Turkey’s spy chief visited Libya as backers of the Tripoli government search for a way out of a political impasse that has shut down Libya’s oil exports and jeopardized four years of relative stability, Reuters reported.
A Turkish security source told Reuters on Friday that İbrahim Kalın, head of Turkey’s National Intelligence Organization (MIT), had met with Prime Minister Abdulhamid al-Dbeibah on Thursday, as well as other officials. Dbeibah heads Libya’s UN-recognized, Turkey-backed Government of National Unity.
Kalın conveyed Ankara’s hope for conflicts in Libya to be resolved “through national agreement and for deconfliction to continue,” the source said, adding that Kalin had also reiterated Ankara’s commitment to Libya’s unity and stability.

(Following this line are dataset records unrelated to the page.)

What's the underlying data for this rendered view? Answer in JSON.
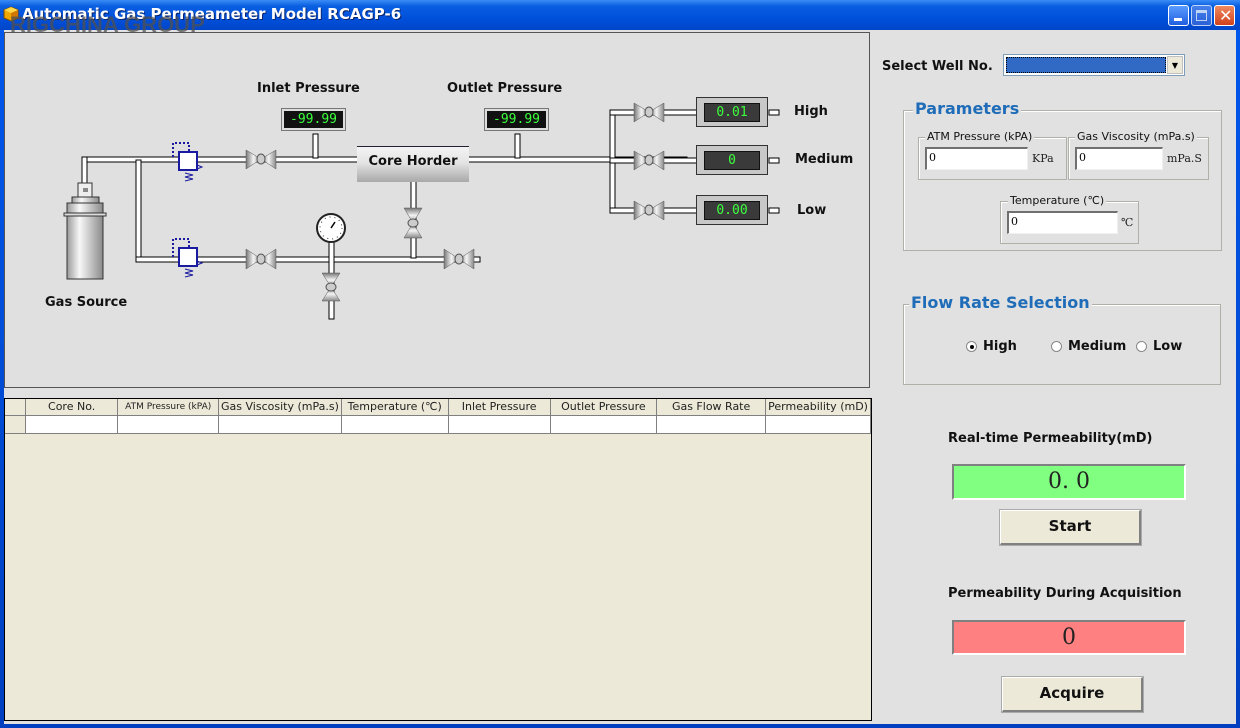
{
  "window": {
    "title": "Automatic Gas Permeameter Model RCAGP-6",
    "watermark": "RIGCHINA GROUP",
    "controls": [
      "minimize",
      "maximize",
      "close"
    ]
  },
  "diagram": {
    "labels": {
      "inlet_pressure": "Inlet Pressure",
      "outlet_pressure": "Outlet Pressure",
      "core_holder": "Core Horder",
      "gas_source": "Gas Source"
    },
    "inlet_pressure_value": "-99.99",
    "outlet_pressure_value": "-99.99",
    "flowmeters": [
      {
        "label": "High",
        "value": "0.01"
      },
      {
        "label": "Medium",
        "value": "0"
      },
      {
        "label": "Low",
        "value": "0.00"
      }
    ]
  },
  "table": {
    "columns": [
      "Core No.",
      "ATM Pressure (kPA)",
      "Gas Viscosity (mPa.s)",
      "Temperature (℃)",
      "Inlet Pressure",
      "Outlet Pressure",
      "Gas Flow Rate",
      "Permeability (mD)"
    ],
    "rows": [
      [
        "",
        "",
        "",
        "",
        "",
        "",
        "",
        ""
      ]
    ]
  },
  "right": {
    "select_well_label": "Select Well No.",
    "select_well_value": "",
    "parameters": {
      "title": "Parameters",
      "atm_pressure": {
        "label": "ATM Pressure (kPA)",
        "value": "0",
        "unit": "KPa"
      },
      "gas_viscosity": {
        "label": "Gas Viscosity (mPa.s)",
        "value": "0",
        "unit": "mPa.S"
      },
      "temperature": {
        "label": "Temperature (℃)",
        "value": "0",
        "unit": "℃"
      }
    },
    "flow_rate": {
      "title": "Flow Rate Selection",
      "options": [
        "High",
        "Medium",
        "Low"
      ],
      "selected": "High"
    },
    "realtime": {
      "label": "Real-time Permeability(mD)",
      "value": "0. 0",
      "color": "#80ff80",
      "button": "Start"
    },
    "acquisition": {
      "label": "Permeability During Acquisition",
      "value": "0",
      "color": "#ff8080",
      "button": "Acquire"
    }
  }
}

NATO member Turkey sent military personnel to Libya in 2020 to train and support a Tripoli-based government against eastern commander Khalifa Haftar’s forces, the Libyan National Army.
Kalın’s visit, the highest level contact between the sides since Dbeibah visited Ankara in late May, comes as rival Libyan authorities work to defuse a political standoff over last month’s ousting of veteran central bank chief Sadiq al-Kabir. The central bank receives and distributes funds from Libya’s oil exports, the source of nearly all national income.
During the impasse eastern factions had declared a shutdown of all oil production, demanding that Kabir’s dismissal be halted, in a move that threatened to end four years of relative stability in Libya, which has had little peace since 2011 and was split in 2014 between eastern and western factions.